Whale Fall at Clayoquot Slope's Cold Seep photographed in 2023
Ocean Exploration Trust/Ocean Networks Canada

A whale fall is a whale carcass that has sunk to the bottom of the ocean and provided a concentrated source of food for ocean scavengers- thereby creating a mini-ecosystem. As the carcass continues to decompose, different types of organisms will feed and live on it. By revisiting the same whale fall site year after year, scientists can observe the evolution of these ecosystems. 

The whale’s structure becomes habitat for a bonanza of biodiversity, ranging from worms to sharks to crabs. In 2019, When ROV Hercules came across the whale fall on Davidson Seamount within the borders of Monterey Bay National Marine Sanctuary, they spotted eel pouts, octopus, and polychaete worms--like the bone-eating Osedax spp. worms.

During our NA161 expedition with Ocean Networks Canada (ONC), OET and ONC plan to revisit a familiar whale fall site near Clayoquote Slope. The site lies 1,250 meters deep and about 20 kilometers  from the Cascadia subduction zone, where the Juan de Fuca Plate subducts beneath the North American Plate. Near this site is also a cold vent called Bullseye Vent, formed when gasses like methane are expelled from the sediment. 

Last year, during the NA151 expedition, the Corps of Exploration aboard E/V Nautilus dove on a whale skeleton approximately 16 meters long. Although we can’t confirm what species the bones belonged to, ONC Senior Scientist Fabio De Leo speculates it could be a gray whale, due to the site laying in the species’ known migration area.

This whale fall was first discovered in 2009 by an expedition led by the Monterey Bay Aquarium Research Institute. ONC began observing the site in 2012 during its yearly visits to maintain the observatory's seafloor instruments at Bullseye, where scientists are also interested in studying and monitoring the processes controlling methane gas seeping from the seafloor. They inspected the whale fall with ROV video surveys and sampling in 2012, 2020, and again during our current expedition to examine the rates of decomposition and degradation of the whale skeleton and to understand how the marine fauna associated with the whale remains have evolved since its first discovery. 

Revisiting whale falls over time helps scientists understand these unique mini-ecosystems and how life in the deep sea continues to defy expectations.
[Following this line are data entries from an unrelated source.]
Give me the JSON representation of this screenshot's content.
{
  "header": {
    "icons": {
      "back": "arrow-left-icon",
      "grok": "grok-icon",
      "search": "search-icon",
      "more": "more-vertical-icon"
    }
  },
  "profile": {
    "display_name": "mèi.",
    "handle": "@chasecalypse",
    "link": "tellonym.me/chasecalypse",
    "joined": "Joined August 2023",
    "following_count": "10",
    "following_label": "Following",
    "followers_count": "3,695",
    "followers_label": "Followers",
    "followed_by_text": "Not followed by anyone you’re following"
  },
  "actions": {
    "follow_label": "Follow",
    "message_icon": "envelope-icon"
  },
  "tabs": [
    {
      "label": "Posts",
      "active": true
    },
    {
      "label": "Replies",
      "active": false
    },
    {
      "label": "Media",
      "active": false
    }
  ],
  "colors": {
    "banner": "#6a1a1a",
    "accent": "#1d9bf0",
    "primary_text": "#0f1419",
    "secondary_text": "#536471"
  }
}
Stay tuned as we plan to set eyes on the site once again during the NA161 expedition!

Food is scarce in the deep ocean, making a whale fall an especially exciting event for the benthic fauna nearby including gastropods, ispods, and lithodid crabs. There are even tube worms that scientists speculate could have been on the carcass for over a decade. The continued surveys of the whale will be integral in understanding the decomposition process.